I picked this book up after a friend recommended it to me in the wake of my review of “Halo and Philosophy: Intellect Evolved.” While I think this concludes my foray into pop culture philosophy for a while, I did enjoy this book considerably more than “Halo Philosophy.” The nature of MMOs as shared simulated spaces (alliteration intentional!) invites several intriguing discussions, especially with regards to the metaphysical. Furthermore, so much of what makes MMOs interesting is the people that play them, and even though a first person game like Halo is also multiplayer, it’s really in the MMO space that one can seriously consider questions of character, identity, and self.
As you might expect, not every essay in this book is going to impress, but there are some true gems. In particular, the essays on the relationship between the character and the self really intrigued me. I’ve played a wide variety of characters over the year, including characters of an opposite gender. Thus, I paid particularly close attention to the essay written by a male player who, rather unintentionally, “toured” as a perceived female gamer for several months.

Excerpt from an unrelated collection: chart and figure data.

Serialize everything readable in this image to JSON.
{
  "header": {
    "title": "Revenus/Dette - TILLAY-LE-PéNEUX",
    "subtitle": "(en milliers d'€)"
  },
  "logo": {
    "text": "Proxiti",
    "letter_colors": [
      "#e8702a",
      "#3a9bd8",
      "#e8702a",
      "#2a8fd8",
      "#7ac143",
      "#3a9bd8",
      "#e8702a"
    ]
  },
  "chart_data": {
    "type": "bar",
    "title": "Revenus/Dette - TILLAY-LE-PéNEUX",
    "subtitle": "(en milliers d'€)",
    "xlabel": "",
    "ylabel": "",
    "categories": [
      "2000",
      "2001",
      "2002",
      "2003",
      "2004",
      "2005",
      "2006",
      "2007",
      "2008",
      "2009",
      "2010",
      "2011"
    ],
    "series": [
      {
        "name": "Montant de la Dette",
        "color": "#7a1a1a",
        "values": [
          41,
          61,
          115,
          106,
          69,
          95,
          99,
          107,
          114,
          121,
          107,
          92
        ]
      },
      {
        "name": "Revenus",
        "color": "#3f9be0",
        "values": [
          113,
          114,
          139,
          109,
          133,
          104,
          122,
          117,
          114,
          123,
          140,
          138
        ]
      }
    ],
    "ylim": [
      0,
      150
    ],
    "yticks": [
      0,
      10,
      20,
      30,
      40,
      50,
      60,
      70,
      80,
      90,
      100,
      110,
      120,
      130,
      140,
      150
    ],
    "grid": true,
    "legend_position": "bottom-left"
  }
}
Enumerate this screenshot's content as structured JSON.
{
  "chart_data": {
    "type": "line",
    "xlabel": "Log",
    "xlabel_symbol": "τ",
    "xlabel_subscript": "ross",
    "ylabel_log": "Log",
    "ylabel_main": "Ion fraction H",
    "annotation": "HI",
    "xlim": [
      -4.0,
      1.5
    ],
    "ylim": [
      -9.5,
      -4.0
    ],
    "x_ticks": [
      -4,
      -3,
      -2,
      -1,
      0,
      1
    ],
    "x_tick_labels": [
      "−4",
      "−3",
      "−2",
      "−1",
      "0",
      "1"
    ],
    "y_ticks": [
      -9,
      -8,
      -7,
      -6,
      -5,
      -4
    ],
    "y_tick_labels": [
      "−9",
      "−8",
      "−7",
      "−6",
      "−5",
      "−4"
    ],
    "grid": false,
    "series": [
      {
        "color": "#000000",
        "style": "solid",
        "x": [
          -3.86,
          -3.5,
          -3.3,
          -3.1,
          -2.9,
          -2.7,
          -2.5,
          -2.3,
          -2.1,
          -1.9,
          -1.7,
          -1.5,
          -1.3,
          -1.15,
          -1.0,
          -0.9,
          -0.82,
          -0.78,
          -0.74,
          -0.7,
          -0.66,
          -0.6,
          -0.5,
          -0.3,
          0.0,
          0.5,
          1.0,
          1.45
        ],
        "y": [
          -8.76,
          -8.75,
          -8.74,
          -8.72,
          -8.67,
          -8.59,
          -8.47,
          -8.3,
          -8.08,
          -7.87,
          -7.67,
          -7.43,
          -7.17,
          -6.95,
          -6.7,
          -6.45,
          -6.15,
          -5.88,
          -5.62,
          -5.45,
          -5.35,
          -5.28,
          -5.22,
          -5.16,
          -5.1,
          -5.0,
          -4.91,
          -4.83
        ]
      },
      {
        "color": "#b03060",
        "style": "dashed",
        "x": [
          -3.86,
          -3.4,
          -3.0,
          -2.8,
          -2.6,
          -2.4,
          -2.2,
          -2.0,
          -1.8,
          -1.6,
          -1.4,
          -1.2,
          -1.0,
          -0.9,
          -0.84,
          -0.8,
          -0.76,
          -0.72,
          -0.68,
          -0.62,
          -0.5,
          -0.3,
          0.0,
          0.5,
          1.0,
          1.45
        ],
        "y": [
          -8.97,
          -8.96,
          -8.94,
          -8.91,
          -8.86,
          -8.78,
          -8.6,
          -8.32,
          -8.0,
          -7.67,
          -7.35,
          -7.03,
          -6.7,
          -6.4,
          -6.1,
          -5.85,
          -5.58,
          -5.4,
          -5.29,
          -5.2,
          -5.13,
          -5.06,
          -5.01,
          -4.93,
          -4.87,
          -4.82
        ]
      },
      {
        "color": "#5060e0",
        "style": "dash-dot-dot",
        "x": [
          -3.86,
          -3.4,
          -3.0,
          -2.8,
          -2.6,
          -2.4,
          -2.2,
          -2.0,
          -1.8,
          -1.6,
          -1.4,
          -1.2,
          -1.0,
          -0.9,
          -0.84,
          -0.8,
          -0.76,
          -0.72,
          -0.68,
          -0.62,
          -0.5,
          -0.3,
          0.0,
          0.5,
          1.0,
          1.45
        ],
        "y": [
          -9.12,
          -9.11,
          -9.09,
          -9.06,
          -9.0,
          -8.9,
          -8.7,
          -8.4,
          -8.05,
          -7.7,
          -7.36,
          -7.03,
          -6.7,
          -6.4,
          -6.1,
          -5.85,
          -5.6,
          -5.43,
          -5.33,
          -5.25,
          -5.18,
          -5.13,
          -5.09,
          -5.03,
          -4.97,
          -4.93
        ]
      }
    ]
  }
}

Is this a book I’d recommend to a non-WoW player? Eh, probably not. The authors generally do a good job of not relying “too” heavily on the game terms, but the largest appeal of these pop culture/philosophy books is how the content of your favorite game (or show, or movie, or whatever) can become the fuel for a philosophical discussion. If you’re not already a WoW player, I’m not sure why you’d be interested in picking up a book about it. That said, this is a very solid philosophy primer and if you’re an MMO player (of any game, really), you’ll find something to mentally gnaw on.
Quick aside: it was a little silly, but I really enjoyed the chapters presented in WoW’s “0/1” quest tracker style, as well as the “+3 to intellect” for completing the chapter. It was a fun bit of attention to detail.